Why This Matters for Parents
-
A hospital discharge report can trigger the district's legal duty to assess. When Parents handed the principal the UCLA report recommending an immediate IEP, that document alone was legally sufficient to require the district to offer an assessment plan. If your child has been psychiatrically hospitalized or evaluated by an outside specialist who recommends special education, put that report in writing to the district immediately and follow up with a formal assessment request.
-
"Re-enrollment" does not restart the clock on child find. The district tried to avoid its obligations by treating Student as a brand-new enrollee. The ALJ rejected this argument. A change in enrollment status does not eliminate the district's duty to act when it has clear knowledge that a child may have a disability requiring special education.
-
A psychoeducational assessment that ignores a recent psychiatric hospitalization is legally inadequate. Assessors must review all available records and contact treating providers. If the district's evaluator never reviewed your child's outside treatment records or spoke with your child's therapist, you have grounds to challenge the assessment as legally insufficient — and to request an Independent Educational Evaluation at district expense.
-
Internalized anxiety is still a disability.
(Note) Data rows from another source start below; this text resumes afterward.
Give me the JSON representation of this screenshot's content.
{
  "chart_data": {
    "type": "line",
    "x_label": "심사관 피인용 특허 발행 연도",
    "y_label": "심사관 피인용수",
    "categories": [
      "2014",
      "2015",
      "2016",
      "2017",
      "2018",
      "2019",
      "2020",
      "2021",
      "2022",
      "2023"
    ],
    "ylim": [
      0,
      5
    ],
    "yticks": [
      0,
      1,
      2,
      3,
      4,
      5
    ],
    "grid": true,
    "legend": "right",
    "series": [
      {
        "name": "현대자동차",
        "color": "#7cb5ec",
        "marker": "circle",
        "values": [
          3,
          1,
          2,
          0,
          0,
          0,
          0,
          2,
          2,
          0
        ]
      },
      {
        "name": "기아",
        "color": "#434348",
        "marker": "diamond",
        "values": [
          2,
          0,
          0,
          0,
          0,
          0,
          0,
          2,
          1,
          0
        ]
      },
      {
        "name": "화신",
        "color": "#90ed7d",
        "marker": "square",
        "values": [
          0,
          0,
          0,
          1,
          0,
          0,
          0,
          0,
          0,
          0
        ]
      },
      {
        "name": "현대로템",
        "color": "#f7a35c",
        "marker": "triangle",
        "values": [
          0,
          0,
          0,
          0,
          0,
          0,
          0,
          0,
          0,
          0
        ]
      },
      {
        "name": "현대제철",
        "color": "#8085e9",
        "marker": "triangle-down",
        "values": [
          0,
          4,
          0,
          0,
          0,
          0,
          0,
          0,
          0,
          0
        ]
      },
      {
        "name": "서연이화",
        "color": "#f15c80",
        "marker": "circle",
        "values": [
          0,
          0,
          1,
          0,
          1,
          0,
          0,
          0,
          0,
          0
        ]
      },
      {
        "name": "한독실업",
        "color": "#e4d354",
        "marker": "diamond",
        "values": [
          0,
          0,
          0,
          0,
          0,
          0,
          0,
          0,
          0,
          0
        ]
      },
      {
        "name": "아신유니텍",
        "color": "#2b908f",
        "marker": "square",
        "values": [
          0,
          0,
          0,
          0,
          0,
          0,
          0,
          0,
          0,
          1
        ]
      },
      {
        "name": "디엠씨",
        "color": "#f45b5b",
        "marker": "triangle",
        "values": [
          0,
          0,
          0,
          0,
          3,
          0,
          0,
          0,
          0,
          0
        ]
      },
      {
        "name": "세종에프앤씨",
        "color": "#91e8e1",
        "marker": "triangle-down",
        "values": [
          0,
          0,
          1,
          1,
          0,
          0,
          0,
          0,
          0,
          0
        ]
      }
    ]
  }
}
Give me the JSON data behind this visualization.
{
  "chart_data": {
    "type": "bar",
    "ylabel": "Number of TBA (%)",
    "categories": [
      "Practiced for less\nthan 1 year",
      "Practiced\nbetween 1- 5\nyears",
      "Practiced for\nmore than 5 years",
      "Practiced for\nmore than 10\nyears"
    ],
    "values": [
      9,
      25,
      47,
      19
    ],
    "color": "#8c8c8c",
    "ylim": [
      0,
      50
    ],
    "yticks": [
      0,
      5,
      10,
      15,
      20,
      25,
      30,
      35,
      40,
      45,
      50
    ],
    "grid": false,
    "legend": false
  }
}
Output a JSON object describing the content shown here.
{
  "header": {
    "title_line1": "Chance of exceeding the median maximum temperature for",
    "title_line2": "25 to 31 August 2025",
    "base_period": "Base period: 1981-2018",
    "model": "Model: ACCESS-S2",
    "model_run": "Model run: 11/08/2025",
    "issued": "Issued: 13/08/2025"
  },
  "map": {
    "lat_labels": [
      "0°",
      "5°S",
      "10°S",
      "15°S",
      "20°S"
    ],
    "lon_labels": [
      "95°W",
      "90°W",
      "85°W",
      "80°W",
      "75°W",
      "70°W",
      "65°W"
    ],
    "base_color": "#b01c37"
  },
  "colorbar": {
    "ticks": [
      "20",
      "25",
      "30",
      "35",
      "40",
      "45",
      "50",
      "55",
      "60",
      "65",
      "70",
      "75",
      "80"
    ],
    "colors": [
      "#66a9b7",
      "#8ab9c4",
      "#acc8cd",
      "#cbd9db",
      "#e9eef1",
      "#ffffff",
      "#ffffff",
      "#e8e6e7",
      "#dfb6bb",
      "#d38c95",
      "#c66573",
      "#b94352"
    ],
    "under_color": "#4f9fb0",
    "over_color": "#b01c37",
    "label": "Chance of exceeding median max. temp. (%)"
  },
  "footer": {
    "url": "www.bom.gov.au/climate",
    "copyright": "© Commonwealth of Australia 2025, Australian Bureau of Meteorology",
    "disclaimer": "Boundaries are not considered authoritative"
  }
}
The district argued Student couldn't have an emotional disturbance because his distress wasn't visible at school. The ALJ rejected this, relying on UCLA's finding that Student's anxiety was an "internalizing disorder" — meaning his suffering was hidden but real. Educational performance includes the ability to get to school, arrive on time, and complete assignments — not just scores on tests.
-
If the district denies FAPE and you place your child privately, you may recover the full cost — even if you haven't paid it all yet. The ALJ ordered the district to pay Frostig directly for the unpaid balance, rejecting the district's argument that reimbursement should be limited to what Parents had actually paid out of pocket. Financial hardship should not prevent families from being made whole when a district fails to provide a FAPE.
Note: These summaries are for educational purposes only. OAH decisions are fact-specific and may not apply to your situation. Consult an advocate or attorney for advice about your case.